Ulaşım: Ulaşım kara ve deniz yolu ile sağlanır. Ordu, Doğu Karadeniz illerini birbirine bağlayan ve kıyıya paralel olarak uzanan devlet kara yolları üzerindedir. İl dahilinde 325 km devlet yolu ve 400 km il yolu bulunur. Ordu’da 78 m boyunda 9 m eninde bir balıkçı barınağı adı verilen çekek vardır. Buraya 30 balıkçı teknesi yanaşır. Vapur iskelesine aynı anda iki büyük gemi, 6 büyük ve 10 küçük motor yanaşır. Yük taşımaya müsait değildir. Ordu ihraç ettiği fındığını Giresun limanı ile sevk eder. Perşembe ve Fatsa ilçelerinde birer motor iskelesi ve birer balıkçı barınağı, Ünye’de sadece iskele vardır.

Nüfus ve sosyal hayat

Nüfus: 1990 nüfus sayımına göre toplam nüfusu 830.105 olup, 336.820’si il ve ilçe merkezlerinde 493.285’i köylerde yaşamaktadır. Yüzölçümü 6001 km 2 ve nüfus yoğunluğu 138’dir.

Örf ve Adetleri: Ordu ve çevresinde eski çağlardan bu yana birçok millet ve kültür hakim olmuşsa da, 1071 Malazgirt Zaferinden sonra devamlı Türkmen boyları gelerek 12. asırda tamamen Türkleşmiştir. Çepni Türkmenlerinin kurduğu Hacıemiroğlu Beyliği buraya hakim olduğunda bölgenin çoğunluğunu Türkmenler teşkil ediyordu. 1877-1878 Türk-Rus Harbinden sonra Kırım ve Kafkasya’dan gelen kalabalık Türk topluluğu da bu bölgeye yerleşti. On ikinci asırdan bu yana Ordu ve çevresinde Türk-İslam kültürü hakim olmuştur.

Mahalli kıyafet: Kadınlar başa çember veya yaşmak örterler. Gövdeye içlik denilen buluz ve onun üstüne cepken, alta şalvar giyilir. Üzerinde peştemal bulunur. Erkekler başlarına Kabalak denilen bir başlık sararlar. Uzun kollu içlik ve üzerine avcı yeleği, bundan sonra da aba giyilir. Pantolonun yerini zıpka, ayakkabının yerini sapuk denilen yarım çizme alır. Abayı belden kemerle sararlar.

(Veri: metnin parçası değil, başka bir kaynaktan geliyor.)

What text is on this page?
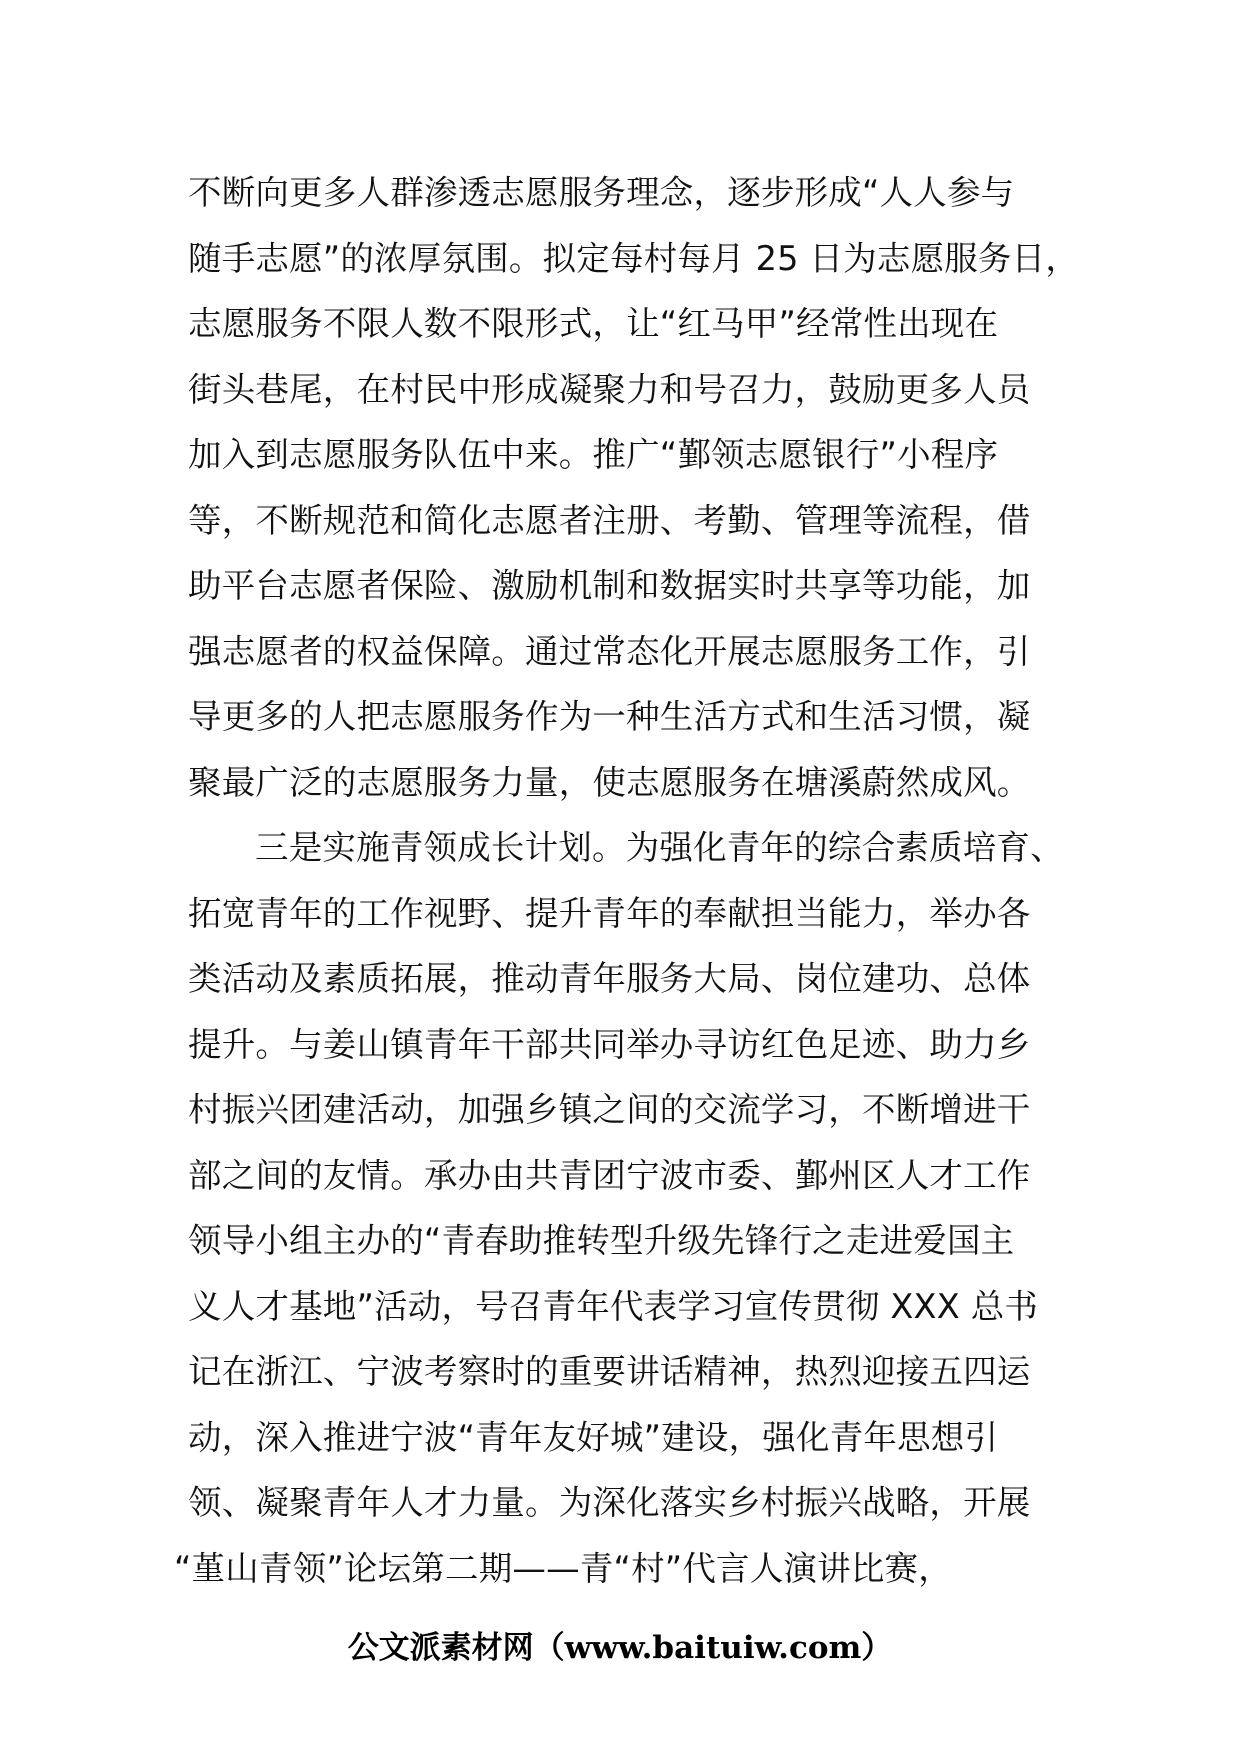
不断向更多人群渗透志愿服务理念，逐步形成“人人参与
随手志愿”的浓厚氛围。拟定每村每月 25 日为志愿服务日，
志愿服务不限人数不限形式，让“红马甲”经常性出现在
街头巷尾，在村民中形成凝聚力和号召力，鼓励更多人员
加入到志愿服务队伍中来。推广“鄞领志愿银行”小程序
等，不断规范和简化志愿者注册、考勤、管理等流程，借
助平台志愿者保险、激励机制和数据实时共享等功能，加
强志愿者的权益保障。通过常态化开展志愿服务工作，引
导更多的人把志愿服务作为一种生活方式和生活习惯，凝
聚最广泛的志愿服务力量，使志愿服务在塘溪蔚然成风。
三是实施青领成长计划。为强化青年的综合素质培育、
拓宽青年的工作视野、提升青年的奉献担当能力，举办各
类活动及素质拓展，推动青年服务大局、岗位建功、总体
提升。与姜山镇青年干部共同举办寻访红色足迹、助力乡
村振兴团建活动，加强乡镇之间的交流学习，不断增进干
部之间的友情。承办由共青团宁波市委、鄞州区人才工作
领导小组主办的“青春助推转型升级先锋行之走进爱国主
义人才基地”活动，号召青年代表学习宣传贯彻 XXX 总书
记在浙江、宁波考察时的重要讲话精神，热烈迎接五四运
动，深入推进宁波“青年友好城”建设，强化青年思想引
领、凝聚青年人才力量。为深化落实乡村振兴战略，开展
“堇山青领”论坛第二期——青“村”代言人演讲比赛，
公文派素材网（www.baituiw.com）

Halk oyunları: Halk müziği Karadeniz bölgesi ile İç Anadolu’nun kuzey kısmının özelliğini taşır. Mahalli halk oyunlarının cinsleri; Samak, horon, halay ve Kafkasya oyunlarıdır. Başlıca oyunları ise, horon, dik horon, düz hava, karşılama, mendil oyunu, milli horon, düz hava, karşılama, mendil oyunu, milli horon, boztepe horonu, sarı kız, sürümek, zamak ve kol oyunudur.

Mahalli yemekler: Hamsili pilav, karalahana çorbası, karalahana sarması ve Ünye pilavı, hamsi tava, hamsi buğulaması, içli hamsi, pancar sarması, mısır çorbası, çerkez tavuğu, tirmit (mantar), yumurtalı sakarca ve yağlıdır.

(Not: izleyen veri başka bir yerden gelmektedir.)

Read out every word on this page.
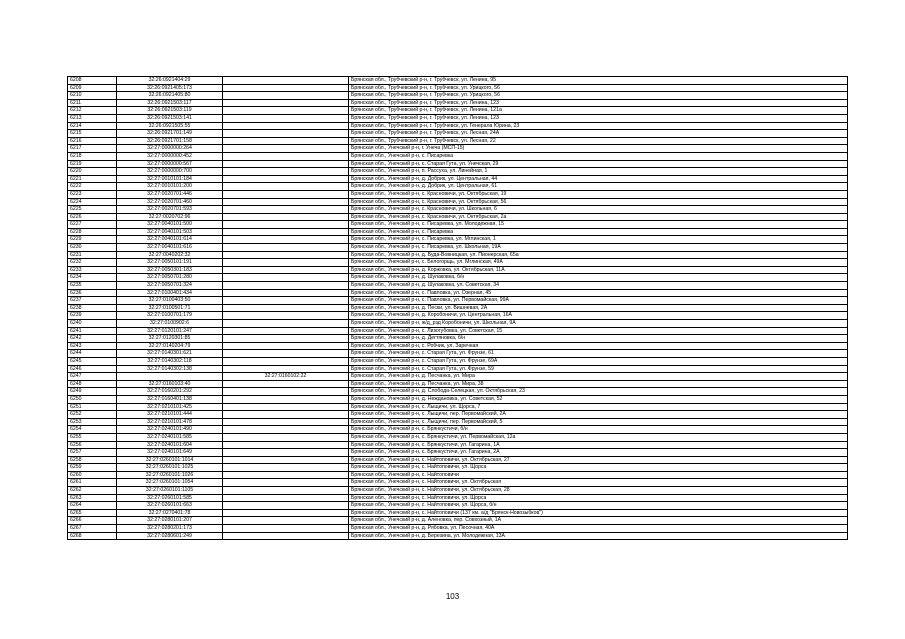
6208	32:26:0921404:29		Брянская обл., Трубчевский р-н, г. Трубчевск, ул. Ленина, 95
6209	32:26:0921405:173		Брянская обл., Трубчевский р-н, г. Трубчевск, ул. Урицкого, 56
6210	32:26:0921405:80		Брянская обл., Трубчевский р-н, г. Трубчевск, ул. Урицкого, 56
6211	32:26:0921503:117		Брянская обл., Трубчевский р-н, г. Трубчевск, ул. Ленина, 123
6212	32:26:0921503:119		Брянская обл., Трубчевский р-н, г. Трубчевск, ул. Ленина, 121а
6213	32:26:0921503:141		Брянская обл., Трубчевский р-н, г. Трубчевск, ул. Ленина, 123
6214	32:26:0921505:55		Брянская обл., Трубчевский р-н, г. Трубчевск, ул. Генерала Юрина, 23
6215	32:26:0921701:149		Брянская обл., Трубчевский р-н, г. Трубчевск, ул. Лесная, 24А
6216	32:26:0921701:158		Брянская обл., Трубчевский р-н, г. Трубчевск, ул. Лесная, 22
6217	32:27:0000000:264		Брянская обл., Унечский р-н, г. Унеча (МСП-15)
6218	32:27:0000000:452		Брянская обл., Унечский р-н, с. Писаревка
6219	32:27:0000000:567		Брянская обл., Унечский р-н, с. Старая Гута, ул. Унечская, 29
6220	32:27:0000000:700		Брянская обл., Унечский р-н, п. Рассуха, ул. Линейная, 1
6221	32:27:0010101:184		Брянская обл., Унечский р-н, д. Добрик, ул. Центральная, 44
6222	32:27:0010101:200		Брянская обл., Унечский р-н, д. Добрик, ул. Центральная, 61
6223	32:27:0020701:446		Брянская обл., Унечский р-н, с. Красновичи, ул. Октябрьская, 19
6224	32:27:0020701:460		Брянская обл., Унечский р-н, с. Красновичи, ул. Октябрьская, 56
6225	32:27:0020701:593		Брянская обл., Унечский р-н, с. Красновичи, ул. Школьная, 6
6226	32:27:0020702:96		Брянская обл., Унечский р-н, с. Красновичи, ул. Октябрьская, 2а
6227	32:27:0040101:500		Брянская обл., Унечский р-н, с. Писаревка, ул. Молодежная, 15
6228	32:27:0040101:503		Брянская обл., Унечский р-н, с. Писаревка
6229	32:27:0040101:614		Брянская обл., Унечский р-н, с. Писаревка, ул. Мглинская, 1
6230	32:27:0040101:616		Брянская обл., Унечский р-н, с. Писаревка, ул. Школьная, 19А
6231	32:27:0040202:32		Брянская обл., Унечский р-н, д. Буда-Вовницкая, ул. Пионерская, 65а
6232	32:27:0050101:191		Брянская обл., Унечский р-н, с. Белогорщь, ул. Мглинская, 49А
6233	32:27:0050301:183		Брянская обл., Унечский р-н, д. Коржовка, ул. Октябрьская, 11А
6234	32:27:0050701:280		Брянская обл., Унечский р-н, д. Шулаковка, б/н
6235	32:27:0050701:324		Брянская обл., Унечский р-н, д. Шулаковка, ул. Советская, 34
6236	32:27:0100401:434		Брянская обл., Унечский р-н, с. Павловка, ул. Озерная, 45
6237	32:27:0100403:50		Брянская обл., Унечский р-н, с. Павловка, ул. Первомайская, 99А
6238	32:27:0100501:71		Брянская обл., Унечский р-н, д. Пески, ул. Вишневая, 2А
6239	32:27:0100701:179		Брянская обл., Унечский р-н, д. Коробоничи, ул. Центральная, 16А
6240	32:27:0100902:6		Брянская обл., Унечский р-н, ж/д_рзд Коробоничи, ул. Школьная, 9А
6241	32:27:0120101:247		Брянская обл., Унечский р-н, с. Лизогубовка, ул. Советская, 15
6242	32:27:0120301:85		Брянская обл., Унечский р-н, д. Дегтяновка, б/н
6243	32:27:0140204:79		Брянская обл., Унечский р-н, с. Робчик, ул. Заречная
6244	32:27:0140301:621		Брянская обл., Унечский р-н, с. Старая Гута, ул. Фрунзе, 61
6245	32:27:0140302:118		Брянская обл., Унечский р-н, с. Старая Гута, ул. Фрунзе, 69А
6246	32:27:0140302:138		Брянская обл., Унечский р-н, с. Старая Гута, ул. Фрунзе, 59
6247		32:27:0160102:22	Брянская обл., Унечский р-н, д. Песчанка, ул. Мира
6248	32:27:0160103:40		Брянская обл., Унечский р-н, д. Песчанка, ул. Мира, 38
6249	32:27:0160201:292		Брянская обл., Унечский р-н, д. Слобода-Селецкая, ул. Октябрьская, 23
6250	32:27:0160401:138		Брянская обл., Унечский р-н, д. Неждановка, ул. Советская, 52
6251	32:27:0210101:425		Брянская обл., Унечский р-н, с. Лыщичи, ул. Щорса, 7
6252	32:27:0210101:444		Брянская обл., Унечский р-н, с. Лыщичи, пер. Первомайский, 2А
6253	32:27:0210101:478		Брянская обл., Унечский р-н, с. Лыщичи, пер. Первомайский, 5
6254	32:27:0240101:490		Брянская обл., Унечский р-н, с. Брянкустичи, б/н
6255	32:27:0240101:585		Брянская обл., Унечский р-н, с. Брянкустичи, ул. Первомайская, 12а
6256	32:27:0240101:604		Брянская обл., Унечский р-н, с. Брянкустичи, ул. Гагарина, 1А
6257	32:27:0240101:649		Брянская обл., Унечский р-н, с. Брянкустичи, ул. Гагарина, 2А
6258	32:27:0260101:1014		Брянская обл., Унечский р-н, с. Найтоповичи, ул. Октябрьская, 27
6259	32:27:0260101:1025		Брянская обл., Унечский р-н, с. Найтоповичи, ул. Щорса
6260	32:27:0260101:1026		Брянская обл., Унечский р-н, с. Найтоповичи
6261	32:27:0260101:1054		Брянская обл., Унечский р-н, с. Найтоповичи, ул. Октябрьская
6262	32:27:0260101:1105		Брянская обл., Унечский р-н, с. Найтоповичи, ул. Октябрьская, 28
6263	32:27:0260101:585		Брянская обл., Унечский р-н, с. Найтоповичи, ул. Щорса
6264	32:27:0260101:663		Брянская обл., Унечский р-н, с. Найтоповичи, ул. Щорса, б/н
6265	32:27:0270401:78		Брянская обл., Унечский р-н, с. Найтоповичи (137 км. а/д "Брянск-Новозыбков")
6266	32:27:0280101:207		Брянская обл., Унечский р-н, д. Аленовка, пер. Совхозный, 1А
6267	32:27:0280201:173		Брянская обл., Унечский р-н, д. Рябовка, ул. Песочная, 40А
6268	32:27:0280601:249		Брянская обл., Унечский р-н, д. Березина, ул. Молодежная, 13А
103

Eğitim: Okur yazar nispeti % 75 civarındadır. İlde 28 anaokulu, 1088 ilkokul, 108 ortaokul, 12 meslek ve teknik ortaokul, 19 lise, 23 mesleki ve teknik lise vardır (1993). Yüksek okul olarak sadece Meslek Yüksek Okulu vardır. Ordu ili karakucak güreşinde ve çeşitli spor dallarında şampiyonlar yetiştirmiştir.

İlçeleri

Ordu’nun biri merkez olmak üzere on dokuz ilçesi vardır.

Merkez: 1990 sayımına göre toplam nüfusu 142.075 olup, 102.107’si ilçe merkezinde, 39.968’i köylerde yaşamaktadır. İlçe toprakları dar kıyı ovası ve hemen ardından yükselen dağlardan meydana gelir. Dağlar kızılağaç, gürgen, meşe, kayın, ladin, köknar ve sarıçam ormanları ile kaplıdır. Ekonomisi tarıma dayalıdır.

Başlıca tarım ürünleri; fındık, mısır, patates, fasulye ve sebzedir. Kıyı kesimlerinde balıkçılık, iç kesimlerde ise hayvancılık yapılır. Sümerbank SoyaFabrikası, un, gıda, fındık ürünleri, fındık kırma, orman ürünleri fabrikaları başlıca sanayi kuruluşlarıdır. İlçe merkezi. Boztepe’nin eteğinde ve Kirazlimanı kıyısında kurulmuştur. 1888 yangınından sonra planlı bir şekilde kurulan Ordu, Karadeniz’in en genç şehridir. Samsun-Giresun sahil yolu ilçeden geçer. İlçe belediyesi Cumhuriyetten önce kurulmuştur.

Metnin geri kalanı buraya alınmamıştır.